La discussion et les exceptions de la Loi sur les municipalités

 
26         Durant la réunion du 14 décembre, le Conseil a assisté à des présentations PowerPoint qui ont donné un aperçu général de la Loi sur les conflits d’intérêts municipaux et de la couverture d’assurance de la Ville. D’après les renseignements obtenus par notre Bureau, le Conseil aurait pu envisager d’exercer son pouvoir discrétionnaire de tenir la réunion à huis clos en vertu de l’exception de l’éducation et de la formation, énoncée au paragraphe 239 (3.1) de la Loi. Toutefois, le Conseil n’a pas exercé ce pouvoir discrétionnaire et n’a suivi aucune des règles imposées pour se retirer à huis clos. Ayant décidé de tenir la réunion en public, le Conseil aurait dû veiller à ce que les membres du public aient accès à la salle où se tenait la réunion.
 
 
 

Opinion

 
27         Le Conseil de la Ville de Fort Erie a enfreint la Loi de 2001 sur les municipalités le 14 décembre 2015, quand il s’est réuni dans la salle de conférence no 1 pour une réunion publique extraordinaire. Alors que cette réunion était censée se tenir en public, une porte de sécurité verrouillée a empêché les membres du public d’accéder à la salle de conférence, les privant ainsi de la possibilité d’assister à cette réunion.
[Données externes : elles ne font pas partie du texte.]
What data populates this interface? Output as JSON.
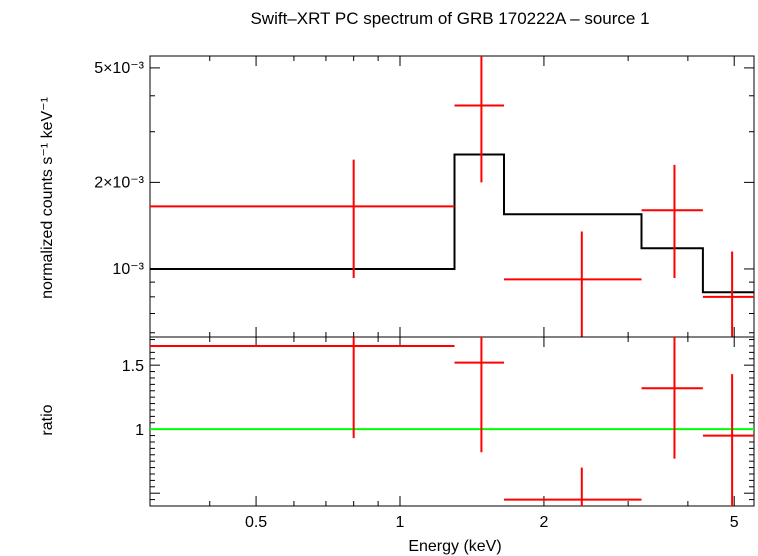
{
  "title": "Swift–XRT PC spectrum of GRB 170222A – source 1",
  "chart_data": [
    {
      "type": "line",
      "panel": "spectrum",
      "ylabel": "normalized counts s⁻¹ keV⁻¹",
      "yscale": "log",
      "xscale": "log",
      "xlim": [
        0.3,
        5.5
      ],
      "ylim": [
        0.00058,
        0.0055
      ],
      "ytick_labels": [
        {
          "value": 0.005,
          "label": "5×10⁻³"
        },
        {
          "value": 0.002,
          "label": "2×10⁻³"
        },
        {
          "value": 0.001,
          "label": "10⁻³"
        }
      ],
      "data_points": {
        "name": "data",
        "color": "#ff0000",
        "points": [
          {
            "x": 0.8,
            "xlo": 0.3,
            "xhi": 1.3,
            "y": 0.00165,
            "ylo": 0.00093,
            "yhi": 0.0024
          },
          {
            "x": 1.48,
            "xlo": 1.3,
            "xhi": 1.65,
            "y": 0.0037,
            "ylo": 0.002,
            "yhi": 0.0055
          },
          {
            "x": 2.4,
            "xlo": 1.65,
            "xhi": 3.2,
            "y": 0.00092,
            "ylo": 0.00058,
            "yhi": 0.00135
          },
          {
            "x": 3.75,
            "xlo": 3.2,
            "xhi": 4.3,
            "y": 0.0016,
            "ylo": 0.00093,
            "yhi": 0.0023
          },
          {
            "x": 4.95,
            "xlo": 4.3,
            "xhi": 5.5,
            "y": 0.0008,
            "ylo": 0.00058,
            "yhi": 0.00115
          }
        ]
      },
      "model": {
        "name": "model",
        "color": "#000000",
        "steps": [
          {
            "xlo": 0.3,
            "xhi": 1.3,
            "y": 0.001
          },
          {
            "xlo": 1.3,
            "xhi": 1.65,
            "y": 0.0025
          },
          {
            "xlo": 1.65,
            "xhi": 3.2,
            "y": 0.00155
          },
          {
            "xlo": 3.2,
            "xhi": 4.3,
            "y": 0.00118
          },
          {
            "xlo": 4.3,
            "xhi": 5.5,
            "y": 0.00083
          }
        ]
      }
    },
    {
      "type": "line",
      "panel": "ratio",
      "ylabel": "ratio",
      "xlabel": "Energy (keV)",
      "xscale": "log",
      "yscale": "linear",
      "xlim": [
        0.3,
        5.5
      ],
      "ylim": [
        0.4,
        1.72
      ],
      "ytick_labels": [
        {
          "value": 1.5,
          "label": "1.5"
        },
        {
          "value": 1,
          "label": "1"
        }
      ],
      "xtick_labels": [
        {
          "value": 0.5,
          "label": "0.5"
        },
        {
          "value": 1,
          "label": "1"
        },
        {
          "value": 2,
          "label": "2"
        },
        {
          "value": 5,
          "label": "5"
        }
      ],
      "reference_line": {
        "y": 1,
        "color": "#00ff00"
      },
      "data_points": {
        "name": "ratio",
        "color": "#ff0000",
        "points": [
          {
            "x": 0.8,
            "xlo": 0.3,
            "xhi": 1.3,
            "y": 1.65,
            "ylo": 0.93,
            "yhi": 1.72
          },
          {
            "x": 1.48,
            "xlo": 1.3,
            "xhi": 1.65,
            "y": 1.52,
            "ylo": 0.82,
            "yhi": 1.72
          },
          {
            "x": 2.4,
            "xlo": 1.65,
            "xhi": 3.2,
            "y": 0.45,
            "ylo": 0.4,
            "yhi": 0.7
          },
          {
            "x": 3.75,
            "xlo": 3.2,
            "xhi": 4.3,
            "y": 1.32,
            "ylo": 0.77,
            "yhi": 1.72
          },
          {
            "x": 4.95,
            "xlo": 4.3,
            "xhi": 5.5,
            "y": 0.95,
            "ylo": 0.4,
            "yhi": 1.43
          }
        ]
      }
    }
  ]
}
Par conséquent, la réunion s’est tenue à huis clos et le droit qu’a le public d’observer le déroulement des travaux du gouvernement municipal s’est trouvé bafoué.
 
 
 

Recommandations

 
28         Je fais les recommandations suivantes pour aider la Ville à s’acquitter de ses obligations en vertu de la Loi et à renforcer la transparence de ses réunions.
 
 
Recommandation 1
Tous les membres du Conseil de la Ville de Fort Erie devraient respecter avec vigilance leurs obligations individuelles et collectives pour veiller à ce que le Conseil s’acquitte de ses responsabilités en vertu de la Loi de 2001 sur les municipalités et de son propre Règlement de procédure.
 
 
 
Recommandation 2
Le Conseil de la Ville de Fort Erie devrait veiller à ce que ses réunions publiques se tiennent dans des lieux accessibles au public et à ce que les portes restent ouvertes pour permettre l'entrée du public.
 
 
Recommandation 3
Le Conseil de la Ville de Fort Erie devrait rendre publiques les deux présentations PowerPoint faites lors de sa réunion extraordinaire du 14 décembre 2015.
 
 
Recommandation 4
Le Conseil de la Ville de Fort Erie devrait modifier son Règlement de procédure pour stipuler que les exceptions relatives aux réunions à huis clos, énoncées aux alinéas 239 (3) a) et b) de la Loi sur les municipalités, sont obligatoires, et non facultatives, en ce qui concerne les exigences des réunions publiques énoncées dans la Loi.
 
 

Rapport

 
29            La greffière, le directeur général, l’avocat de la Ville et le maire, de même que tous les membres du Conseil, ont eu la possibilité d’examiner une version préliminaire de ce rapport et de fournir leurs commentaires à notre Bureau. Les commentaires que nous avons reçus ont été pris en compte dans la préparation de ce rapport final.
 
30            Mon rapport devrait être communiqué au Conseil de la Ville de Fort Erie et mis à la disposition du public dès que possible, au plus tard lors de la prochaine réunion du Conseil de la Ville.
 
 
                                                           
 
Barbara Finlay
 
Ombudsman intérimaire de l’Ontario
 
[1] Ville de Fort Erie, Règlement no 42-2015, Being a by-law to adopt council rules of procedure and to repeal by-law no. 145-06 (23 mars 2015), en ligne.
[2] Ombudsman de l’Ontario, Enquête visant à déterminer si le Conseil de la Cité de Clarence-Rockland a tenu des réunions à huis clos illégales (décembre 2014), paragraphe 31, en ligne.
[3]London (Cité) c. RSJ Holdings Inc, 2007 CSC 29, paragraphe 32.